1 January 2019, under Andhra Pradesh Metropolitan Region and Urban Development Authority Act, 2016, Palakollu Municipality became a part of Eluru Urban Development Authority.

== Administration ==

The municipality was formed in April 1919 as a Grade–III municipality. Over the years, it was upgraded and was constituted finally as a First Grade Municipality in September 1965. The first ever elected council was formed in August 1919.
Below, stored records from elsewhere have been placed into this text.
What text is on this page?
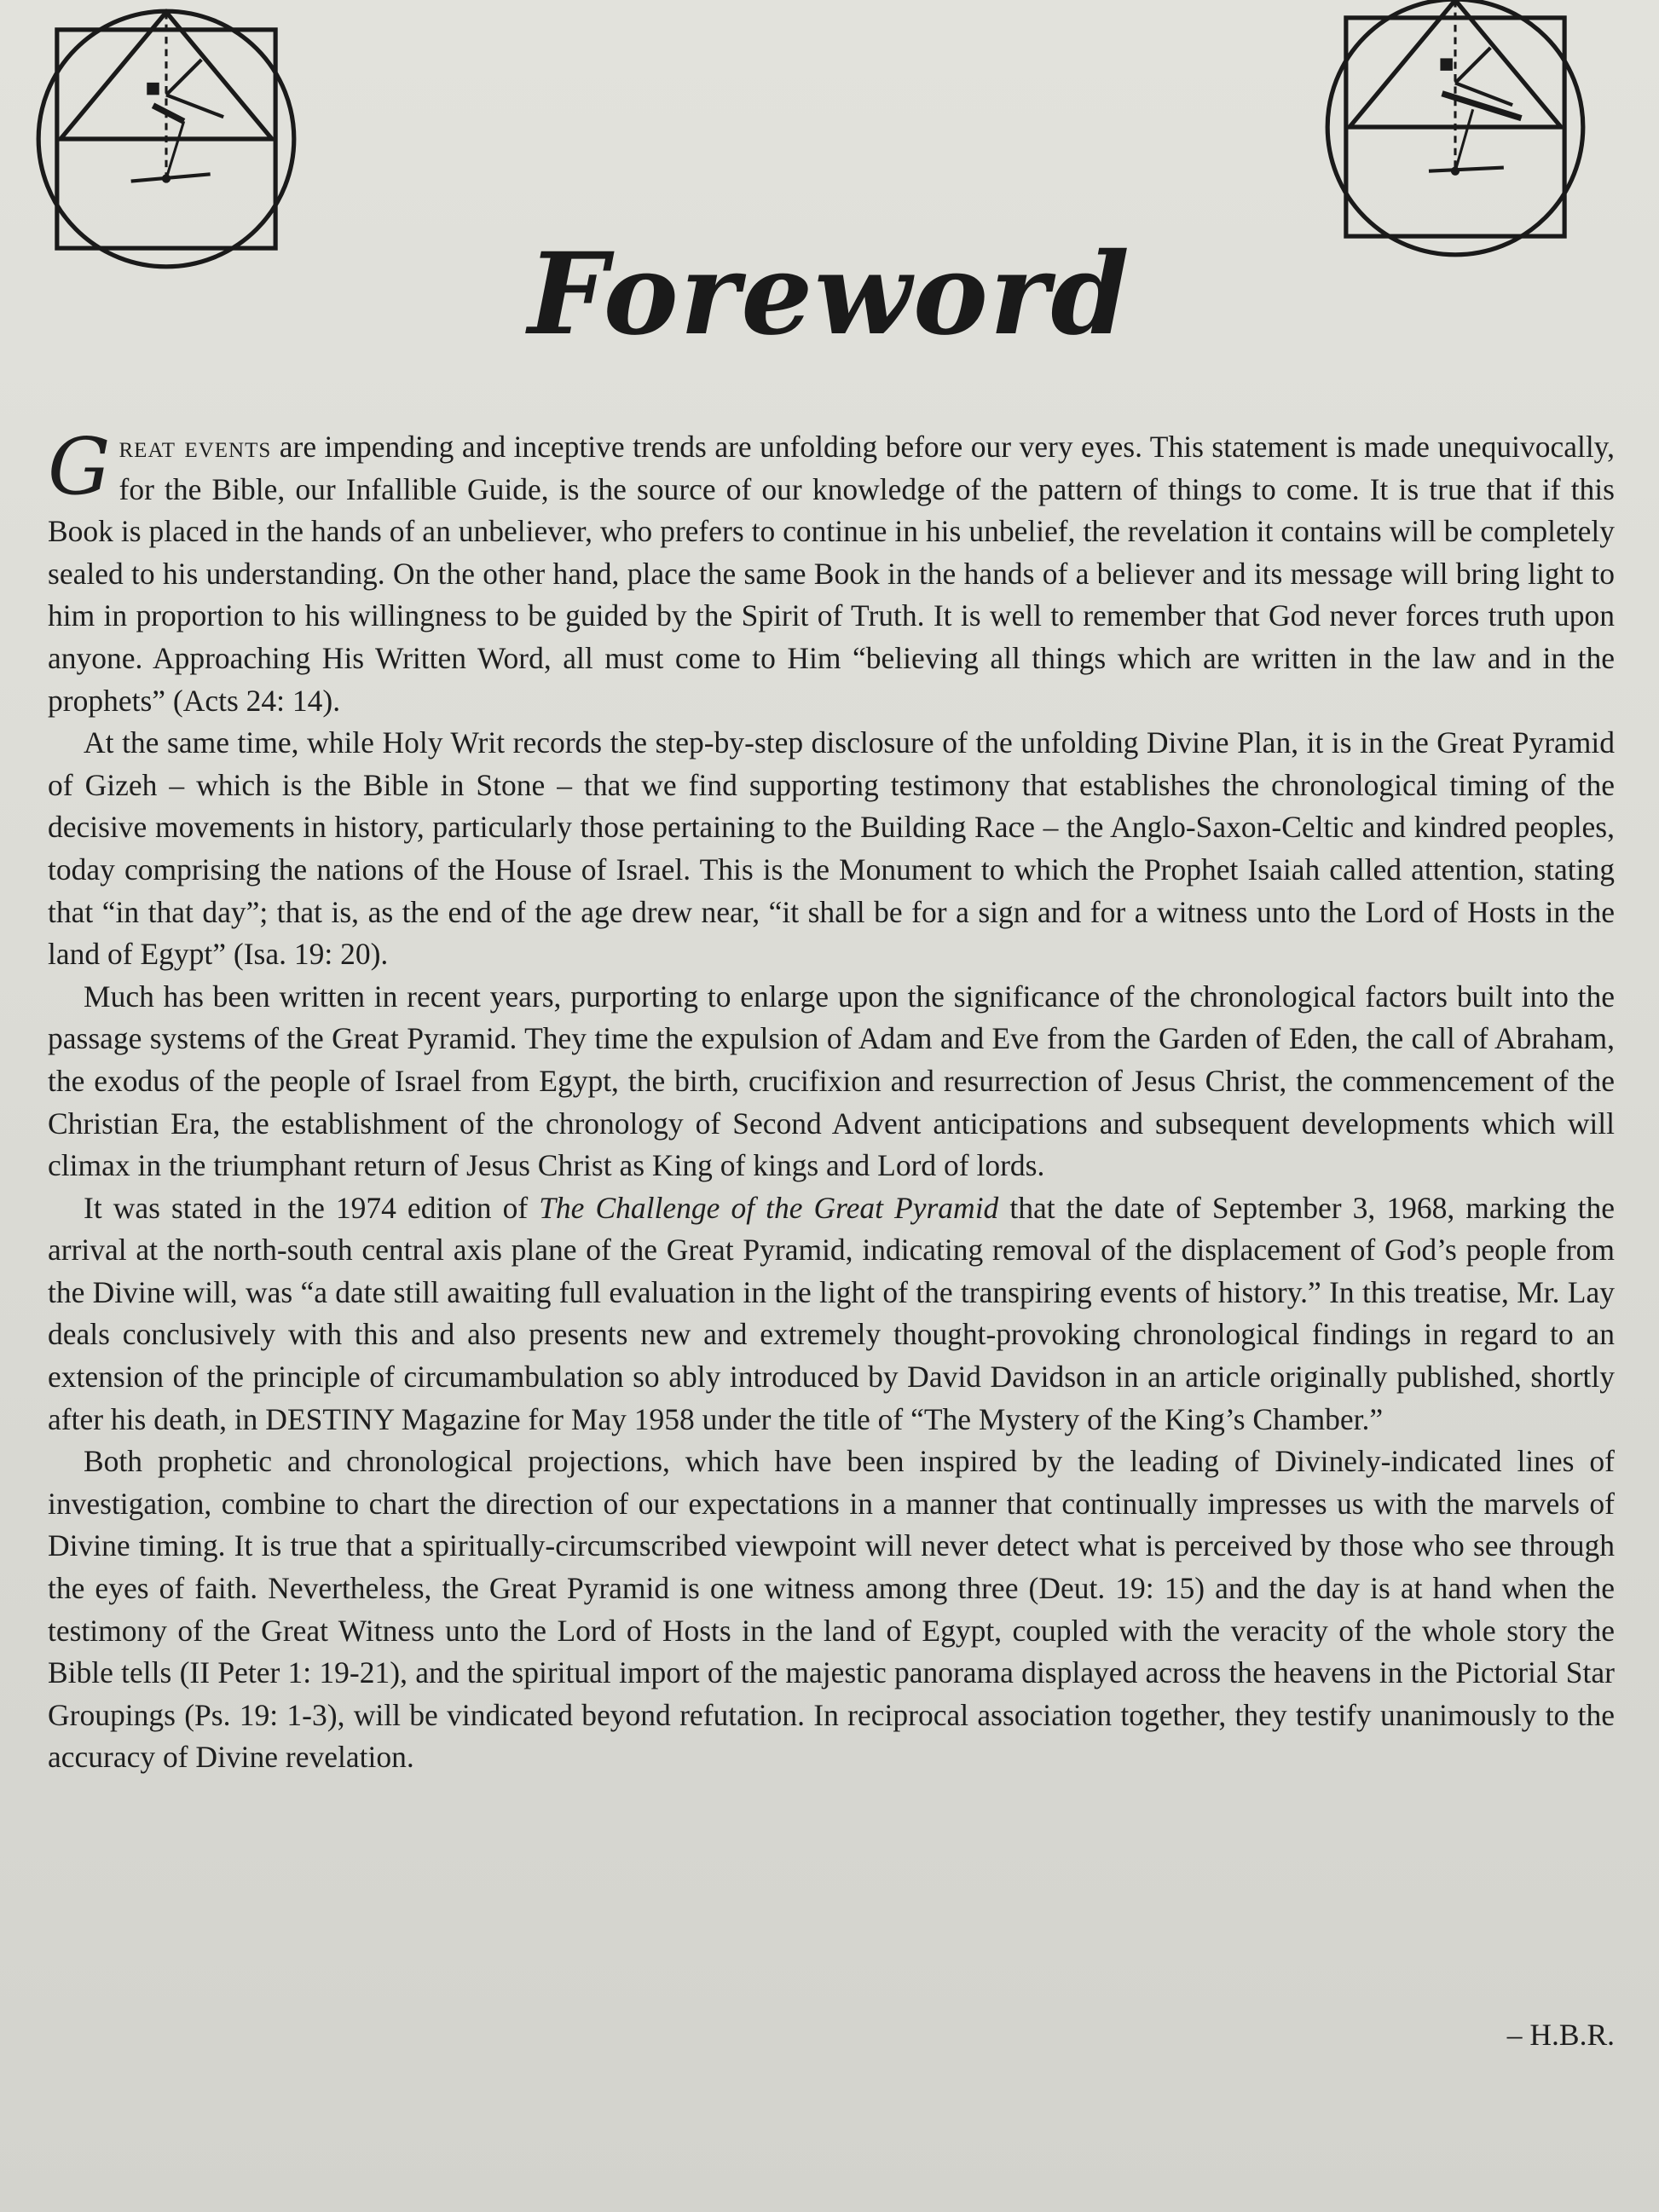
Foreword

Great events are impending and inceptive trends are unfolding before our very eyes. This statement is made unequivocally, for the Bible, our Infallible Guide, is the source of our knowledge of the pattern of things to come. It is true that if this Book is placed in the hands of an unbeliever, who prefers to continue in his unbelief, the revelation it contains will be completely sealed to his understanding. On the other hand, place the same Book in the hands of a believer and its message will bring light to him in proportion to his willingness to be guided by the Spirit of Truth. It is well to remember that God never forces truth upon anyone. Approaching His Written Word, all must come to Him “believing all things which are written in the law and in the prophets” (Acts 24: 14).

At the same time, while Holy Writ records the step-by-step disclosure of the unfolding Divine Plan, it is in the Great Pyramid of Gizeh – which is the Bible in Stone – that we find supporting testimony that establishes the chronological timing of the decisive movements in history, particularly those pertaining to the Building Race – the Anglo-Saxon-Celtic and kindred peoples, today comprising the nations of the House of Israel. This is the Monument to which the Prophet Isaiah called attention, stating that “in that day”; that is, as the end of the age drew near, “it shall be for a sign and for a witness unto the Lord of Hosts in the land of Egypt” (Isa. 19: 20).

Much has been written in recent years, purporting to enlarge upon the significance of the chronological factors built into the passage systems of the Great Pyramid. They time the expulsion of Adam and Eve from the Garden of Eden, the call of Abraham, the exodus of the people of Israel from Egypt, the birth, crucifixion and resurrection of Jesus Christ, the commencement of the Christian Era, the establishment of the chronology of Second Advent anticipations and subsequent developments which will climax in the triumphant return of Jesus Christ as King of kings and Lord of lords.

It was stated in the 1974 edition of The Challenge of the Great Pyramid that the date of September 3, 1968, marking the arrival at the north-south central axis plane of the Great Pyramid, indicating removal of the displacement of God’s people from the Divine will, was “a date still awaiting full evaluation in the light of the transpiring events of history.” In this treatise, Mr. Lay deals conclusively with this and also presents new and extremely thought-provoking chronological findings in regard to an extension of the principle of circumambulation so ably introduced by David Davidson in an article originally published, shortly after his death, in DESTINY Magazine for May 1958 under the title of “The Mystery of the King’s Chamber.”

Both prophetic and chronological projections, which have been inspired by the leading of Divinely-indicated lines of investigation, combine to chart the direction of our expectations in a manner that continually impresses us with the marvels of Divine timing. It is true that a spiritually-circumscribed viewpoint will never detect what is perceived by those who see through the eyes of faith. Nevertheless, the Great Pyramid is one witness among three (Deut. 19: 15) and the day is at hand when the testimony of the Great Witness unto the Lord of Hosts in the land of Egypt, coupled with the veracity of the whole story the Bible tells (II Peter 1: 19-21), and the spiritual import of the majestic panorama displayed across the heavens in the Pictorial Star Groupings (Ps. 19: 1-3), will be vindicated beyond refutation. In reciprocal association together, they testify unanimously to the accuracy of Divine revelation.

– H.B.R.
The municipality is spread over an area of 19.49 km2 and has 31 election wards. Each is represented by a ward member and the wards committee is headed by a chairperson. The present municipal commissioner of the city is Sri Buddha Rama Satya Seshadri.

Timeline

| Date | Classification |
|---|---|
| April 1919 | Grade–III |
| August 1965 | Grade–I |
| 1 January 2019 | Part of EUDA |
| 7 January 2020 | Selection Grade |

== Civic infrastructure and services ==
The municipality takes certain measures such as prevent spreading of diseases, motor pumping of stagnant flood water during heavy rains, and improving drainage channels and pipelines.

== Responsibilities ==
PMC is responsible for administering and providing basic infrastructure to the city.
- Building and maintenance of roads, streets and flyovers
- Public municipal schools
- Street lighting
- Maintenance of parks and open spaces
- Garbage disposal and street cleanliness
- Urban development and city planning of new areas
- Registering of births and deaths
- Health and sanitation

PMC co-ordinates with various other government organizations like EUDA, APSRTC and Palakollu Traffic Police, to deliver these basic urban services.

== Palakollu municipal election 2014 ==

| S.no. | Party | Flag | Alliance | Number of councilors | Change |
|---|---|---|---|---|---|
| 01 | Telugu Desam Party (TDP) |  | - | 24 | +85 |
| 02 | YSR Congress Party (YSRCP) |  | - | 06 | +10 |
| 03 | Indian National Congress (INC) |  | UPA | 01 | −99 |

== Awards and achievements ==
In 2018, as per the Swachh Bharat Mission of the Ministry of Urban Development, Under Swachh Survekshan - 2018 Palakollu Municipality was ranked 43rd in the South Zone out of 1113 with Zonal average marks 1438.96 and state rank 20th out of 79 with state average marks 1916.2 Palakollu ULB Census Coad 802966.